In Sherman, the plaintiffs brought claims against the defendants that, the trial court found, duplicated claims that already had been resolved in prior litigation among the parties. The court sanctioned the plaintiff for this conduct, explaining:
Pursuant to 22 NYCRR 130-1.1, the court, in its discretion, may award a party to an action costs in the form of reimbursement for actual expenses reasonably incurred and reasonable attorney’s fees, resulting from frivolous conduct as defined in this Part, and, in addition to awarding such costs, may impose financial sanctions upon a party. Conduct constitutes frivolous conduct under this section where it is completely without merit in law and cannot be supported by a reasonable argument for an extension, modification or reversal of existing law, or where it is undertaken primarily to delay or prolong the resolution of the litigation, or to harass or maliciously injure another.

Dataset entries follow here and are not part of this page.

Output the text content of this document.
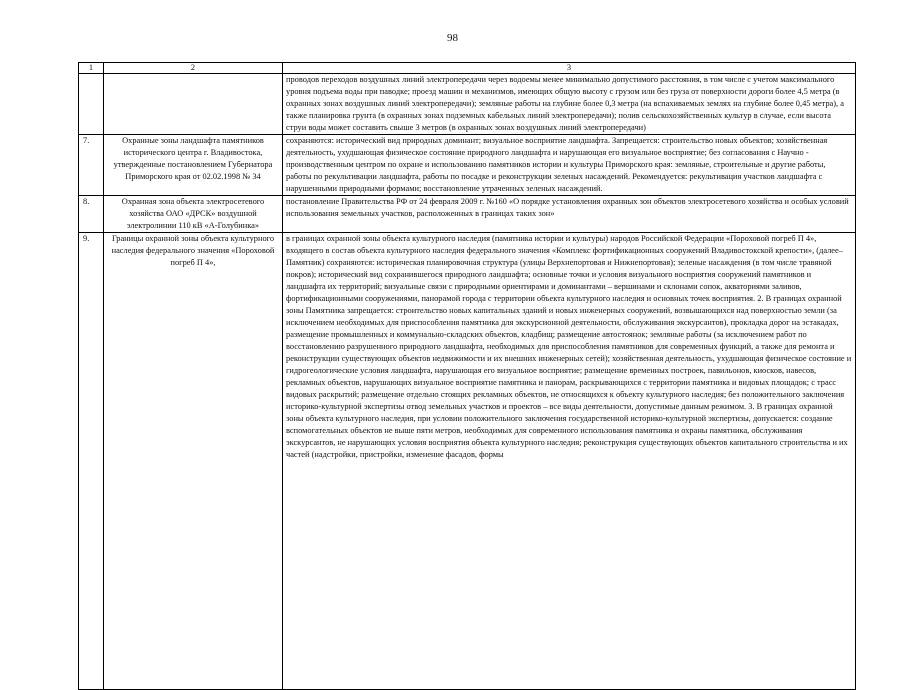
98
1	2	3
		проводов переходов воздушных линий электропередачи через водоемы менее минимально допустимого расстояния, в том числе с учетом максимального уровня подъема воды при паводке; проезд машин и механизмов, имеющих общую высоту с грузом или без груза от поверхности дороги более 4,5 метра (в охранных зонах воздушных линий электропередачи); земляные работы на глубине более 0,3 метра (на вспахиваемых землях на глубине более 0,45 метра), а также планировка грунта (в охранных зонах подземных кабельных линий электропередачи); полив сельскохозяйственных культур в случае, если высота струи воды может составить свыше 3 метров (в охранных зонах воздушных линий электропередачи)
7.	Охранные зоны ландшафта памятников исторического центра г. Владивостока, утвержденные постановлением Губернатора Приморского края от 02.02.1998 № 34	сохраняются: исторический вид природных доминант; визуальное восприятие ландшафта. Запрещается: строительство новых объектов; хозяйственная деятельность, ухудшающая физическое состояние природного ландшафта и нарушающая его визуальное восприятие; без согласования с Научно - производственным центром по охране и использованию памятников истории и культуры Приморского края: земляные, строительные и другие работы, работы по рекультивации ландшафта, работы по посадке и реконструкции зеленых насаждений. Рекомендуется: рекультивация участков ландшафта с нарушенными природными формами; восстановление утраченных зеленых насаждений.
8.	Охранная зона объекта электросетевого хозяйства ОАО «ДРСК» воздушной электролинии 110 кВ «А-Голубинка»	постановление Правительства РФ от 24 февраля 2009 г. №160 «О порядке установления охранных зон объектов электросетевого хозяйства и особых условий использования земельных участков, расположенных в границах таких зон»
9.	Границы охранной зоны объекта культурного наследия федерального значения «Пороховой погреб П 4»,	в границах охранной зоны объекта культурного наследия (памятника истории и культуры) народов Российской Федерации «Пороховой погреб П 4», входящего в состав объекта культурного наследия федерального значения «Комплекс фортификационных сооружений Владивостокской крепости», (далее– Памятник) сохраняются: историческая планировочная структура (улицы Верхнепортовая и Нижнепортовая); зеленые насаждения (в том числе травяной покров); исторический вид сохранившегося природного ландшафта; основные точки и условия визуального восприятия сооружений памятников и ландшафта их территорий; визуальные связи с природными ориентирами и доминантами – вершинами и склонами сопок, акваториями заливов, фортификационными сооружениями, панорамой города с территории объекта культурного наследия и основных точек восприятия. 2. В границах охранной зоны Памятника запрещается: строительство новых капитальных зданий и новых инженерных сооружений, возвышающихся над поверхностью земли (за исключением необходимых для приспособления памятника для экскурсионной деятельности, обслуживания экскурсантов), прокладка дорог на эстакадах, размещение промышленных и коммунально-складских объектов, кладбищ; размещение автостоянок; земляные работы (за исключением работ по восстановлению разрушенного природного ландшафта, необходимых для приспособления памятников для современных функций, а также для ремонта и реконструкции существующих объектов недвижимости и их внешних инженерных сетей); хозяйственная деятельность, ухудшающая физическое состояние и гидрогеологические условия ландшафта, нарушающая его визуальное восприятие; размещение временных построек, павильонов, киосков, навесов, рекламных объектов, нарушающих визуальное восприятие памятника и панорам, раскрывающихся с территории памятника и видовых площадок; с трасс видовых раскрытий; размещение отдельно стоящих рекламных объектов, не относящихся к объекту культурного наследия; без положительного заключения историко-культурной экспертизы отвод земельных участков и проектов – все виды деятельности, допустимые данным режимом. 3. В границах охранной зоны объекта культурного наследия, при условии положительного заключения государственной историко-культурной экспертизы, допускается: создание вспомогательных объектов не выше пяти метров, необходимых для современного использования памятника и охраны памятника, обслуживания экскурсантов, не нарушающих условия восприятия объекта культурного наследия; реконструкция существующих объектов капитального строительства и их частей (надстройки, пристройки, изменение фасадов, формы
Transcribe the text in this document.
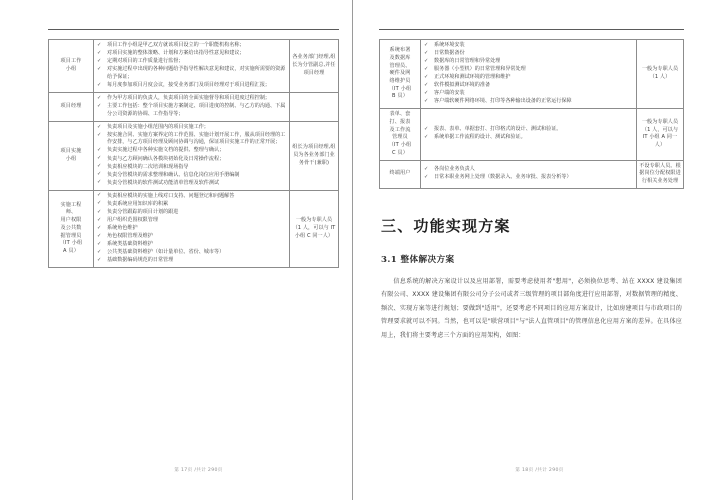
项目工作
小组

✓ 项目工作小组是甲乙双方就该项目设立的一个职能机构名称；
✓ 对项目实施的整体策略、计划和方案给出指导性意见和建议；
✓ 定期对项目的工作质量进行监督；
✓ 对实施过程中出现的各种问题给予指导性解决意见和建议，对实施所需要的资源给予保证；
✓ 每月度参加项目月度会议，接受业务部门及项目经理对于项目进程汇报；
	各业务部门经理,组长为分管副总,并任项目经理

项目经理

✓ 作为甲方项目的负责人，负责项目的全面实施督导和项目进度过程控制；
✓ 主要工作包括：整个项目实施方案制定、项目进度的控制、与乙方的沟通、下属分公司资源的协调、工作指导等；

项目实施
小组

✓ 负责项目及实施小组范围内的项目实施工作；
✓ 按实施合同、实施方案界定的工作范围、实施计划开展工作，服从项目经理的工作安排，与乙方项目经理及顾问协调与沟通，保证项目实施工作的正常开展；
✓ 负责实施过程中各种实施文档的提供、整理与确认；
✓ 负责与乙方顾问确认各模块初始化及日常操作流程；
✓ 负责相应模块的二次培训和现场指导
✓ 负责分管模块的需求整理和确认、信息化岗位应用手册编制
✓ 负责分管模块的软件测试功能清单管理及软件测试
	组长为项目经理,组员为各业务部门业务骨干(兼职)

实施工程
师、
用户权限
及公共数
据管理员
（IT 小组
A 员）

✓ 负责相应模块的实施上线对口支持、问题登记和问题解答
✓ 负责系统应用知识库的积累
✓ 负责分管跟踪的项目计划的跟进
✓ 用户组织范围权限管理
✓ 系统角色维护
✓ 角色权限管理及维护
✓ 系统类基础资料维护
✓ 公共类基础资料维护（如计量单位、省份、城市等）
✓ 基础数据编码规范的日常管理
	一般为专职人员（1 人，可以与 IT 小组 C 同一人）
第 17页 /共计 290页
系统布署
及数据库
管理员、
硬件及网
络维护员
（IT 小组
B 员）

✓ 系统环境安装
✓ 日常数据备份
✓ 数据库的日常管理和异常处理
✓ 服务器（小型机）的日常管理和异常处理
✓ 正式环境和测试环境的管理和维护
✓ 软件模拟测试环境的准备
✓ 客户端的安装
✓ 客户端软硬件网络环境、打印等各种输出设备的正常运行保障
	一般为专职人员（1 人）

表单、套
打、报表
及工作流
管理员
（IT 小组
C 员）

✓ 报表、表单、单据套打、打印格式的设计、测试和验证。
✓ 系统单据工作流程的设计、测试和验证。
	一般为专职人员（1 人，可以与 IT 小组 A 同一人）

终端用户

✓ 各岗位业务负责人
✓ 日常本职业务网上处理（数据录入、业务审批、报表分析等）
	不设专职人员。根据岗位分配权限进行相关业务处理
三、功能实现方案
3.1 整体解决方案

信息系统的解决方案设计以及应用部署，需要考虑使用者"想用"，必须换位思考、站在 XXXX 建设集团有限公司、XXXX 建设集团有限公司分子公司或者三级管理的项目部角度进行应用部署，对数据管理的精度、频次、实现方案等进行规划；要做到"适用"，还要考虑不同项目的应用方案设计，比如房建项目与市政项目的管理要求就可以不同。当然，也可以是"联营项目"与"法人直管项目"的管理信息化应用方案的差异。在具体应用上，我们将主要考虑三个方面的应用架构，如图：

第 18页 /共计 290页
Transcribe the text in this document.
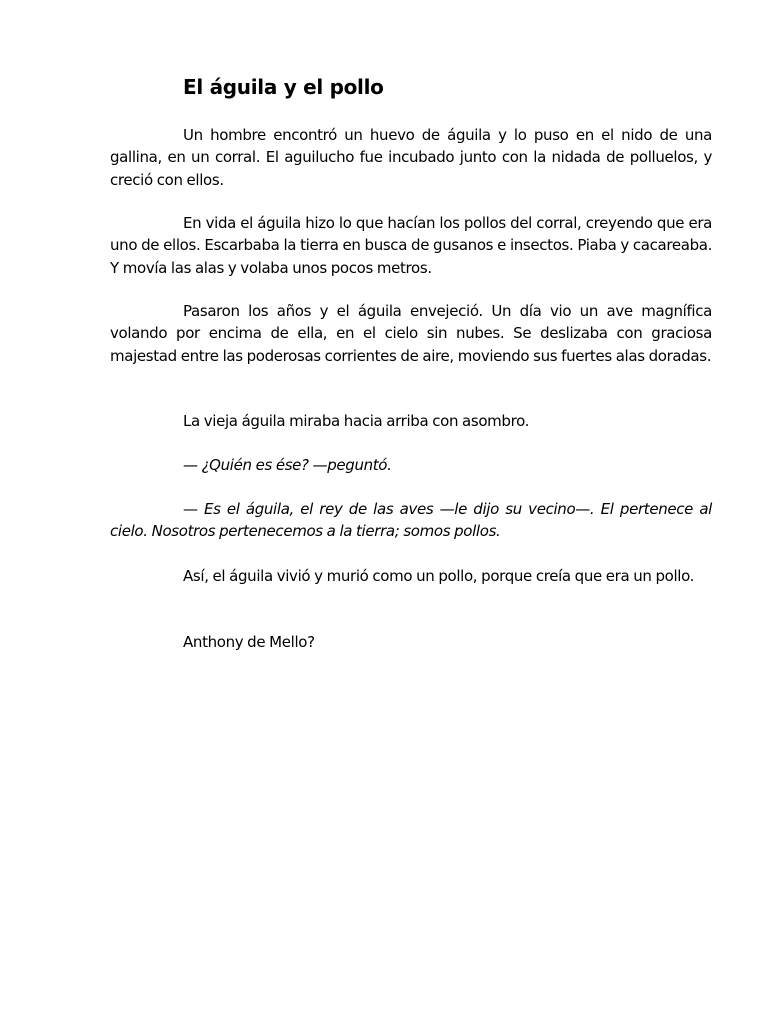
El águila y el pollo

Un hombre encontró un huevo de águila y lo puso en el nido de una gallina, en un corral. El aguilucho fue incubado junto con la nidada de polluelos, y creció con ellos.

En vida el águila hizo lo que hacían los pollos del corral, creyendo que era uno de ellos. Escarbaba la tierra en busca de gusanos e insectos. Piaba y cacareaba. Y movía las alas y volaba unos pocos metros.

Pasaron los años y el águila envejeció. Un día vio un ave magnífica volando por encima de ella, en el cielo sin nubes. Se deslizaba con graciosa majestad entre las poderosas corrientes de aire, moviendo sus fuertes alas doradas.

La vieja águila miraba hacia arriba con asombro.

— ¿Quién es ése? —peguntó.

— Es el águila, el rey de las aves —le dijo su vecino—. El pertenece al cielo. Nosotros pertenecemos a la tierra; somos pollos.

Así, el águila vivió y murió como un pollo, porque creía que era un pollo.

Anthony de Mello?
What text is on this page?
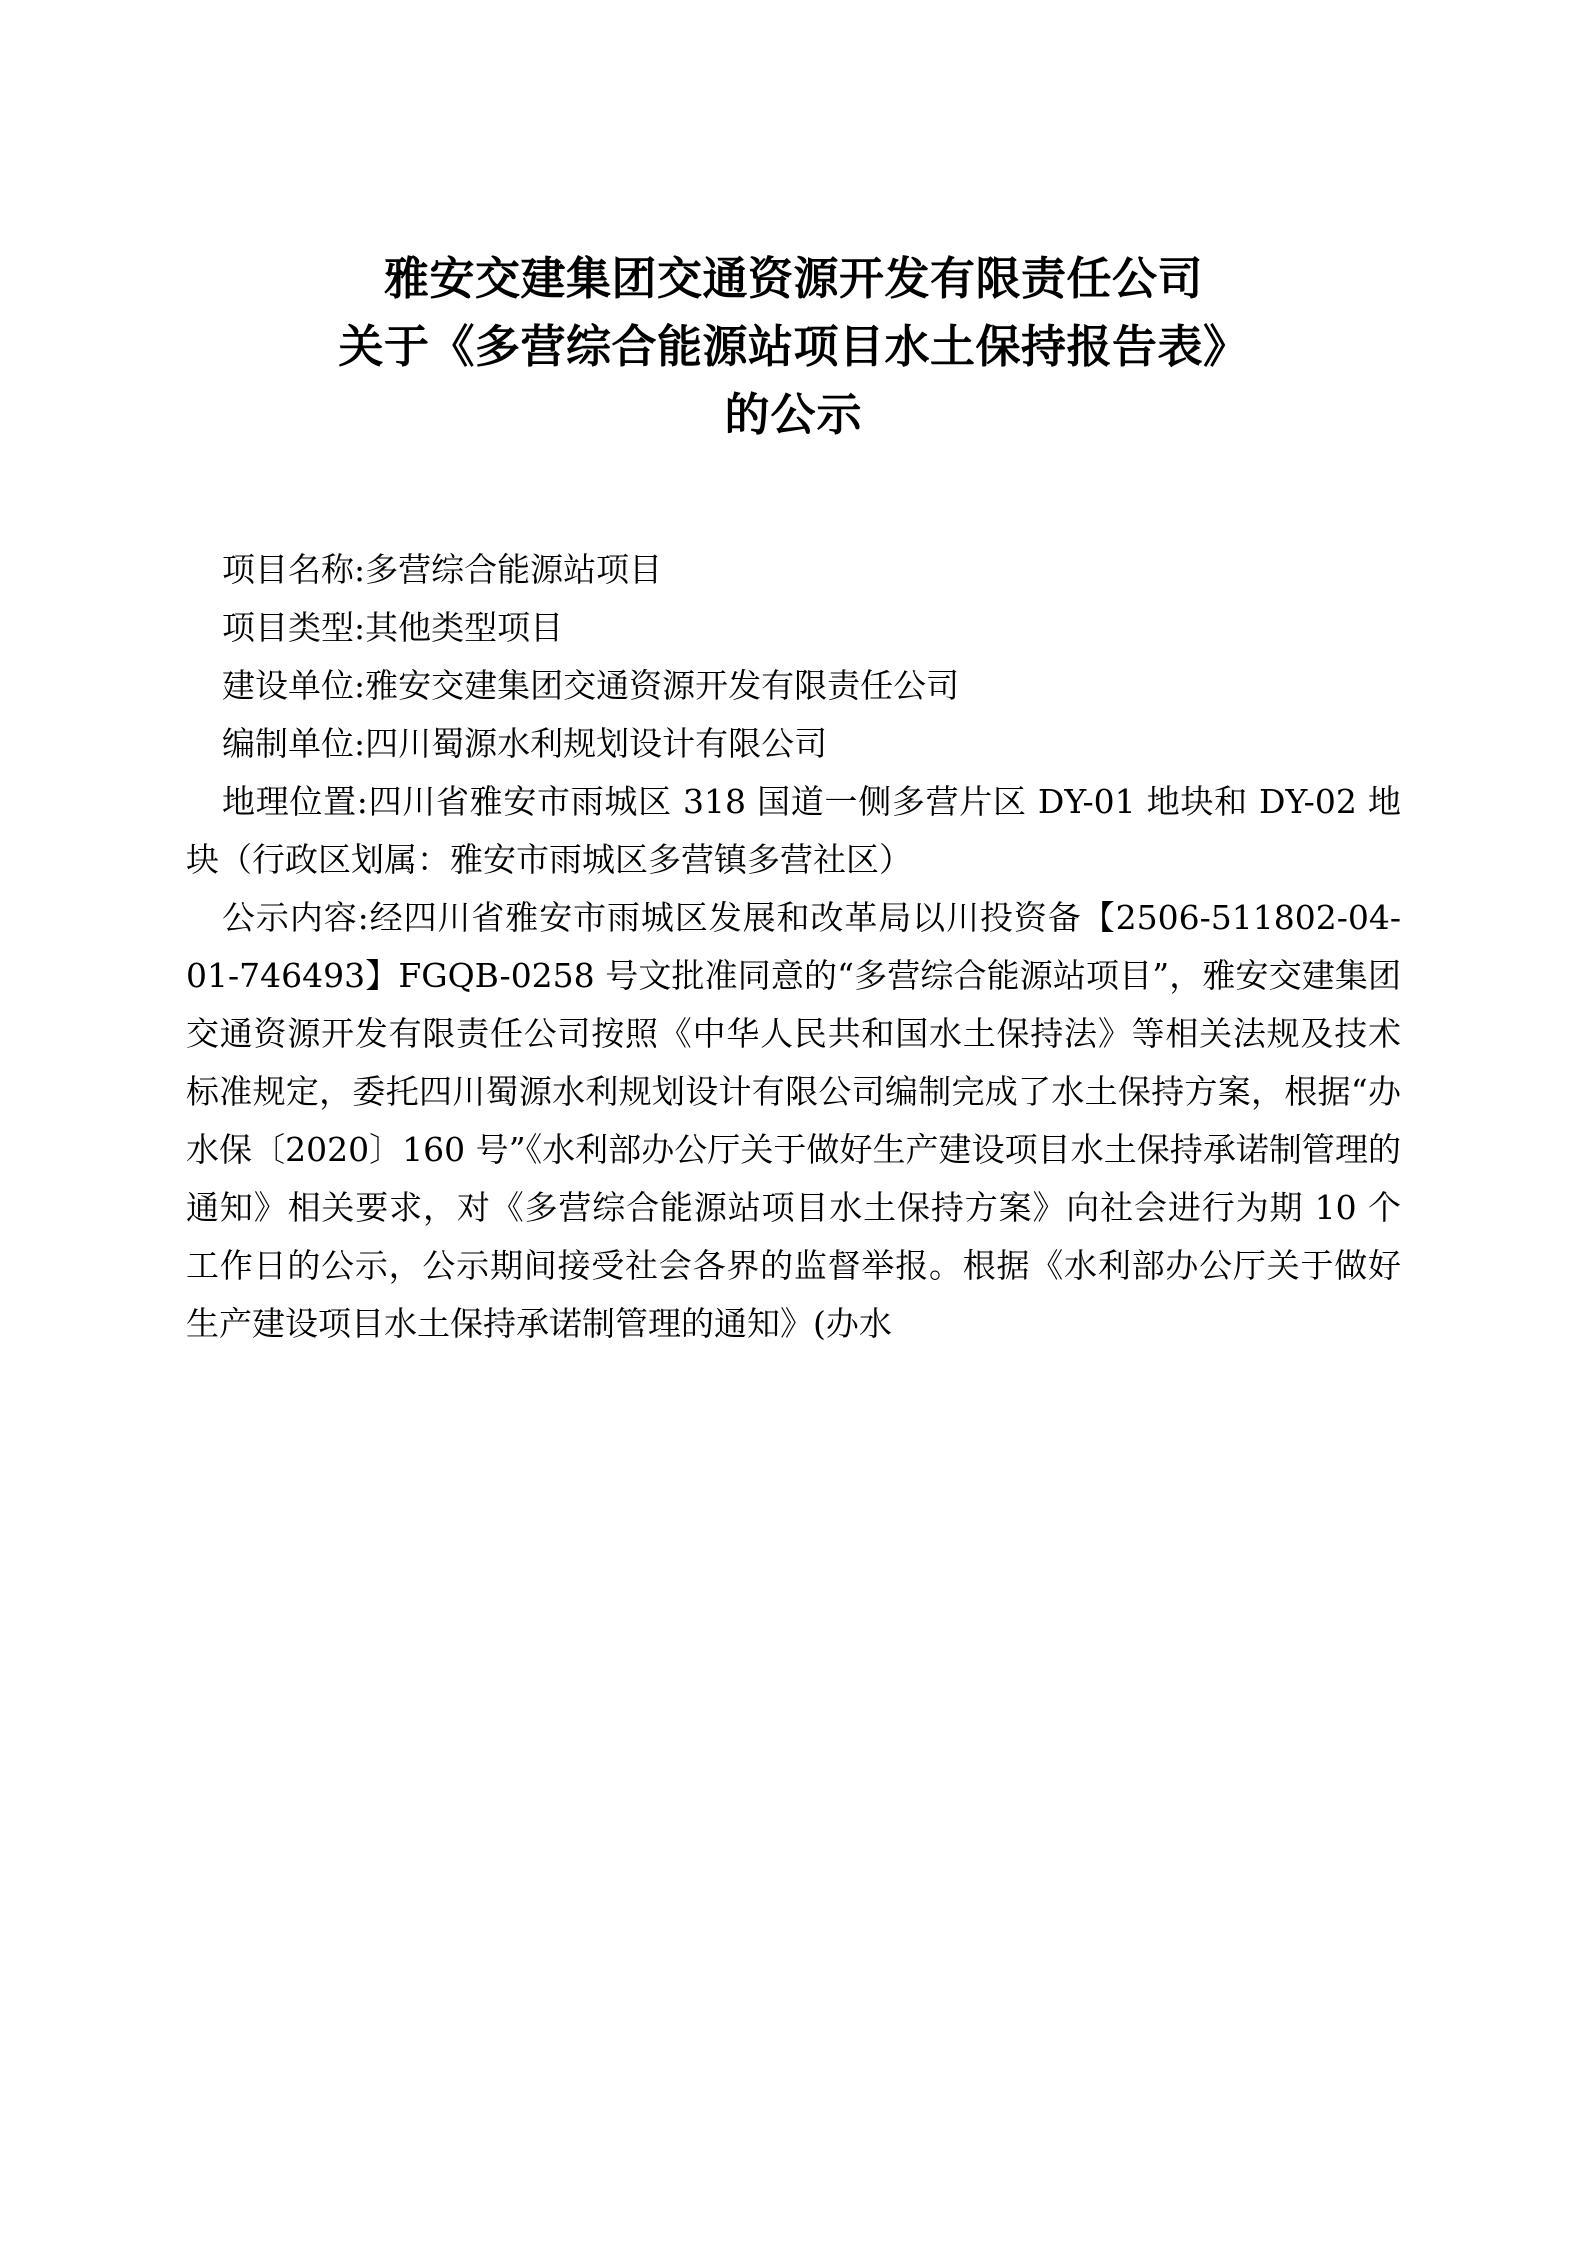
雅安交建集团交通资源开发有限责任公司
关于《多营综合能源站项目水土保持报告表》
的公示
项目名称:多营综合能源站项目
项目类型:其他类型项目
建设单位:雅安交建集团交通资源开发有限责任公司
编制单位:四川蜀源水利规划设计有限公司
地理位置:四川省雅安市雨城区 318 国道一侧多营片区 DY-01 地块和 DY-02 地块（行政区划属：雅安市雨城区多营镇多营社区）
公示内容:经四川省雅安市雨城区发展和改革局以川投资备【2506-511802-04-01-746493】FGQB-0258 号文批准同意的“多营综合能源站项目”，雅安交建集团交通资源开发有限责任公司按照《中华人民共和国水土保持法》等相关法规及技术标准规定，委托四川蜀源水利规划设计有限公司编制完成了水土保持方案，根据“办水保〔2020〕160 号”《水利部办公厅关于做好生产建设项目水土保持承诺制管理的通知》相关要求，对《多营综合能源站项目水土保持方案》向社会进行为期 10 个工作日的公示，公示期间接受社会各界的监督举报。根据《水利部办公厅关于做好生产建设项目水土保持承诺制管理的通知》(办水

Here, [the plaintiff] commenced this third action by him, continuing to assert the same issues and claims which were the subject of the A-Express action, the Mulerman action, and the Sherman I action, and which were already adjudicated and dismissed in the Sherman I action. At the time [the plaintiff] commenced the present action, the lack of any legal or factual basis for his claims asserted in it should have been apparent by the court’s June 9, 2011 decision and order in the Sherman I action. Moreover, it appears that [the plaintiff’s] commencement of this action was undertaken primarily to continue to prolong his dispute with Mulerman, Silver, and Rogg by continuing to litigate already resolved claims and to harass them in bad faith. Notably (as discussed above), the court, in its June 9, 2011 decision and order, previously imposed financial sanctions in the amount of $500 payable to the Lawyers’ Fund or Client Protection based upon Sherman’s frivolous conduct.
While Mulerman and Silver are already entitled to reimbursement of their reasonable attorneys’ fees, costs, and expenses, pursuant to paragraph 20 (l) of the 2010 Share Purchase Agreement, Rogg was not a party to the 2010 Share Purchase Agreement, and it appears that he is entitled to recover his attorneys’ fees and costs, pursuant to 22 NYCRR 130-1.1, as a result of the frivolous conduct engaged in by [the plaintiff] in commencing this action against him. In addition, a further financial sanction payable to the Lawyers’ Fund for Client Protection may be warranted. However, since Mulerman, Silver, and Rogg have not moved for sanctions, the court must provide [the plaintiff] with a reasonably opportunity to be heard before imposing such sanctions. Thus, at the hearing to determine Mulerman and Silver’s reasonable attorneys’ fees, expenses, and other costs, the court will also determine the issue of the amount of sanctions to be awarded.
(Internal quotations and citations omitted).